When you try to mate parts with dowels that are not perfectly aligned you will have problems. This is different than a joint that is pegged and drawn.I use glue, but no glue is necessary if their are two pegs in each mortise. I also glue the peg.
What happens in a draw bored joint is, the tenon is pulled towards the joint, the peg bends a little as it is banged thru.This results in a very tight joint as long as the tenon is cut a bit short. I cut the tenons about 1/8" short of the mortise depth.You can release any clamps as soon as the pegs are thru. Sometimes I don't bother with clamps at all.I think you should try it out on a scrap first, make one hole 1/32" offset, try another at 1/16". I use 3/8" pegs most of the time, I point them with the old time pencil sharpeners.You can whittle,sand,block plane, etc to point the pegs.
mike
In a previous discussion on this technique, a poster who did entensive restorations related that his experieince was when antiques were disassembled, parts with failed joinery using offsets tended to crush and weaken the peg. I've never used this approach but it seems to me if the only purpose if draw the joint tighter clamping and drilling and then inserting the peg while the joint is under clamp pressure should accomplish the same purpose.
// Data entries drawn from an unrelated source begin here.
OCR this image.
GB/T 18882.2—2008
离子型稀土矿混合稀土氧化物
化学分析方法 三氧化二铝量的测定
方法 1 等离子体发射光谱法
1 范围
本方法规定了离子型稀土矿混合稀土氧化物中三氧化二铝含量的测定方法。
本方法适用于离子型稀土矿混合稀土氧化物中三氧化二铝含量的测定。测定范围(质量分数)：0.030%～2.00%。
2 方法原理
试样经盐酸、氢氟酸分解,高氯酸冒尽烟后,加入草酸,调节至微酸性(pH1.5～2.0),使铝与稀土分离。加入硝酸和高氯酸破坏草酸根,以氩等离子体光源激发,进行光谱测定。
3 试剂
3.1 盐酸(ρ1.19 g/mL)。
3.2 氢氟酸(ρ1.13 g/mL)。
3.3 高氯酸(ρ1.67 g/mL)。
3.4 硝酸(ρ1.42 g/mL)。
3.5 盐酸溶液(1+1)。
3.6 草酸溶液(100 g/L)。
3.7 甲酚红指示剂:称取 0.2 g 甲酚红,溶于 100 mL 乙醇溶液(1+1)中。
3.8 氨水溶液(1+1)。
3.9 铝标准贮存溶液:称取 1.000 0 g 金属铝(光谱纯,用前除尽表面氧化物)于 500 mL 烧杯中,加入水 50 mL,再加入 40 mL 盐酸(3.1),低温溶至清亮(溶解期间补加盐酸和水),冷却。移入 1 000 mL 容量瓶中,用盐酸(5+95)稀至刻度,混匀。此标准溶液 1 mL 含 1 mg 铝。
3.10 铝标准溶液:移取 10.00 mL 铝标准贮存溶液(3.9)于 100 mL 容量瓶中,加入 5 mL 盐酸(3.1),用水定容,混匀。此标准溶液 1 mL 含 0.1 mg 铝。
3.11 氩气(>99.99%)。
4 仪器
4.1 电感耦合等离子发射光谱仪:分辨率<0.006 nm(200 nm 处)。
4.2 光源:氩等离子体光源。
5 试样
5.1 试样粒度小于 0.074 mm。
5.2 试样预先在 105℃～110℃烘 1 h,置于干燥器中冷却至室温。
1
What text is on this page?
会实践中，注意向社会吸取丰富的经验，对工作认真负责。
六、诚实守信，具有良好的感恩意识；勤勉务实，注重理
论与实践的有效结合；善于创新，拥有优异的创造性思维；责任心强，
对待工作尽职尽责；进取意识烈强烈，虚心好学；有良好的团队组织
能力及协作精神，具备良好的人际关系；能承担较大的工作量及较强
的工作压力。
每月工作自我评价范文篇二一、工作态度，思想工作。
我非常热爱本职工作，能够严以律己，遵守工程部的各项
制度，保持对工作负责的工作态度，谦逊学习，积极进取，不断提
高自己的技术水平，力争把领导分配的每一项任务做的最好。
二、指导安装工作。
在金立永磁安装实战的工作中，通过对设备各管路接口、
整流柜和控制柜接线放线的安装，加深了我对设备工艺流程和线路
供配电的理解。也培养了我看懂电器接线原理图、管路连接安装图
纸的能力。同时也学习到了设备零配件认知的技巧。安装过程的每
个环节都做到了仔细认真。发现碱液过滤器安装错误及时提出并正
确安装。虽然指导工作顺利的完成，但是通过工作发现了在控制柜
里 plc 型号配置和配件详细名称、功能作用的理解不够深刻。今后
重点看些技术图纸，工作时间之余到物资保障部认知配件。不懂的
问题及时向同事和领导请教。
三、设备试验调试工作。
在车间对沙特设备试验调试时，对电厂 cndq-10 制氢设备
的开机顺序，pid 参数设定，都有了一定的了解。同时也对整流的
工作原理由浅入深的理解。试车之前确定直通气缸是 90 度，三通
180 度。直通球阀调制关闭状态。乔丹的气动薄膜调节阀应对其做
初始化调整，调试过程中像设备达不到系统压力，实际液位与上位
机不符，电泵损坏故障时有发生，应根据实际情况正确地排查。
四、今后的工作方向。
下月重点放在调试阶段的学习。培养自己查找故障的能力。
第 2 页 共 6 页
I agree with the 2 previous messages. If the joint is glued and tightly clamped, drilling for the peg straight through at that point, and hammering in a tightly-fitting peg will achieve the intended effect.
But pegging using the offset method can achieve joinery that needs no glue at all.
It's very important to drill the cheek of the mortise piece as close to the shoulder of the tenon as possible. If the peg is too close to the end of the tenon (too far away from the shoulder) the small amount of tenon endgrain from the peg to the end of the tenon can pop out. This can easily happen with a through mortise and even in a closed mortise (which, even though closed, should have space between the end of the tenon and the blind end of the mortise).
Conversely, if the peg is too close to the tenon shoulder, the side grain of the mortise piece can be compromised.
Rich
Edited 7/15/2005 5:29 pm ET by Rich14
Another nicety about the technique:
This method of joinery predates the age of modern glues and was probably used partly due to bad experiences with glue failure. (Although it's hard to believe that practitioners of this method did not have hide glue at their disposal).
Round dowels are a "modern" development. Pegging was usually done with pegs of square cross section. (actually, they were not perfectly square. Being hand-made they may have had a few more sides than 4, but they were not round.) The holes were round, of course.
The square peg is slightly larger than the round hole. When driven home, the "corners" of the peg dig into the circumference of the hole, crushing the tissue of the mortise piece cheeks minutely, securing the peg.
The effect is delightful and looks very nice. I always use square cross section pegs, cut from the same hardwood as the piece, or a contrasting hardwood, when pinning a M&T joint. Never, ever use preformed (*ugh*) dowel material.
Rich
"....the "corners" of the peg dig into the circumference of the hole, crushing the tissue of the mortise piece cheeks minutely, securing the peg."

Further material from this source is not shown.